Bonsai Maintenance Pruning Guide
A bonsai needs regular maintenance and pruning to sustain its shape and form. Maintenance pruning is about shaping the bonsai when there’s new growth. If your bonsai is a flowering one, it should ideally be pruned during the spring season. Therefore, we developed this short bonsai maintenance pruning guide to show you the way.
Pruning is not just about cutting parts of the tree; it’s an art form too and requires skills and know-how to do it. To develop healthy foliage and keep the bonsai’s shape intact, you must follow some basic steps.
Step-by-Step Bonsai Maintenance Pruning Guide
Have your tools ready. You’ll need shears and a concave cutter for pruning. Use bonsai clippers and not scissors. It’s a good idea to invest in sharp tools as that would give your bonsai a more refined appearance, and the cuts will also heal faster.
- Examine the bonsai and determine its shape and where to cut it.

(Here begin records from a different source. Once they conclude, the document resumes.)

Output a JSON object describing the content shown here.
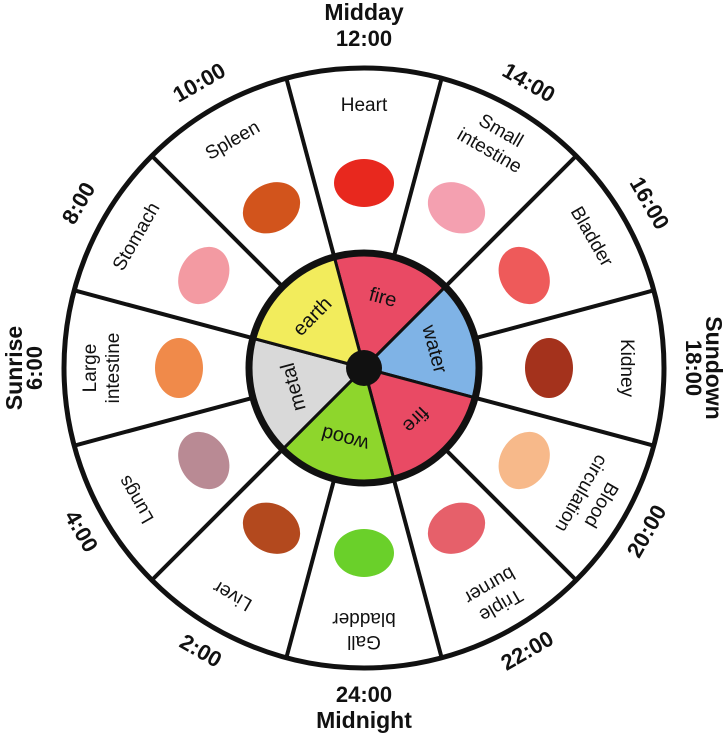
{
  "headings": {
    "top": "Midday",
    "bottom": "Midnight",
    "left": "Sunrise",
    "right": "Sundown"
  },
  "sectors": [
    {
      "time": "12:00",
      "organ": [
        "Heart"
      ]
    },
    {
      "time": "14:00",
      "organ": [
        "Small",
        "intestine"
      ]
    },
    {
      "time": "16:00",
      "organ": [
        "Bladder"
      ]
    },
    {
      "time": "18:00",
      "organ": [
        "Kidney"
      ]
    },
    {
      "time": "20:00",
      "organ": [
        "Blood",
        "circulation"
      ]
    },
    {
      "time": "22:00",
      "organ": [
        "Triple",
        "burner"
      ]
    },
    {
      "time": "24:00",
      "organ": [
        "Gall",
        "bladder"
      ]
    },
    {
      "time": "2:00",
      "organ": [
        "Liver"
      ]
    },
    {
      "time": "4:00",
      "organ": [
        "Lungs"
      ]
    },
    {
      "time": "6:00",
      "organ": [
        "Large",
        "intestine"
      ]
    },
    {
      "time": "8:00",
      "organ": [
        "Stomach"
      ]
    },
    {
      "time": "10:00",
      "organ": [
        "Spleen"
      ]
    }
  ],
  "elements": [
    "fire",
    "water",
    "fire",
    "wood",
    "metal",
    "earth"
  ]
}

- Remove all the dead foliage and weed. Carefully pluck out any weeds or dried-out leaves and discard them.
- Trim the crossed branches as they allow the growth of pests in the plant. Also, remove any broken branches or twigs for healthier growth.
- Make sure the twigs have no more than 3-4 nodes by cutting any excess nodes with branch or knob cutters.
- During the spring and summer seasons, you need to prune more often than in the other seasons. Usually, it’s during the months from March to September, depending on the location.
- Various types of maintenance pruning are leaf pruning, twig pruning, and pinching.
Deciduous trees need leaf pruning, which means you should identify pairs of leaves and remove one from each pair. During the summer season, you can remove all the leaves from the bonsai. This is called the defoliation technique, which encourages the growth of new smaller leaves and is essential for proper bonsai tree care.
Make sure not to fiddle with the leaf stems and cause damage. This method is suitable for healthy deciduous trees that haven’t been recently re-potted. Some of the suitable species for this are Elm, Oak, and Ficus. If you are a beginner, you might want to start by defoliating only a third of the tree at a time.
Bud pinching is more suitable for pines and some conifers. This approach doesn’t require removing all the leaves. Once you identify the needles or leaves you want to prune, you remove them by pinching between your thumb and forefinger and then twist. Using tools on some conifers can result in brown, dead foliage. With practice, you can easily do this with little effort. Some of the coniferous bonsai need both leaf pruning and pinching.
Keep the top of the tree perfectly pruned as there’s more foliage at the top. It will ensure balanced growth for the entire tree.
It’s important to know that all trees are sensitive to pruning, and you should only prune during the season of strong growth. Also, the timing of pruning matters, and it’s dependent on what type of bonsai you have.
If you’re a beginner, don’t remove more than 25-30% of the foliage at a time. Prune gently, take pauses while doing so and observe the tree from different angles to determine if you really need to remove more foliage.
You must also know that it’s better to shorten the branches than completely remove them. It goes without saying that once you remove something from your bonsai unnecessarily, you can’t glue it back on.
Lastly, use proper tools with sharp blades to remove the thick branches. There’s a product called “cut paste” that you can apply to the cuts to prevent any infections on the tree.
For creative people, shaping a bonsai is a meditative art form and helps in destressing. Regular pruning is a great way to maintain the tree and is essential for its aesthetics and healthy growth.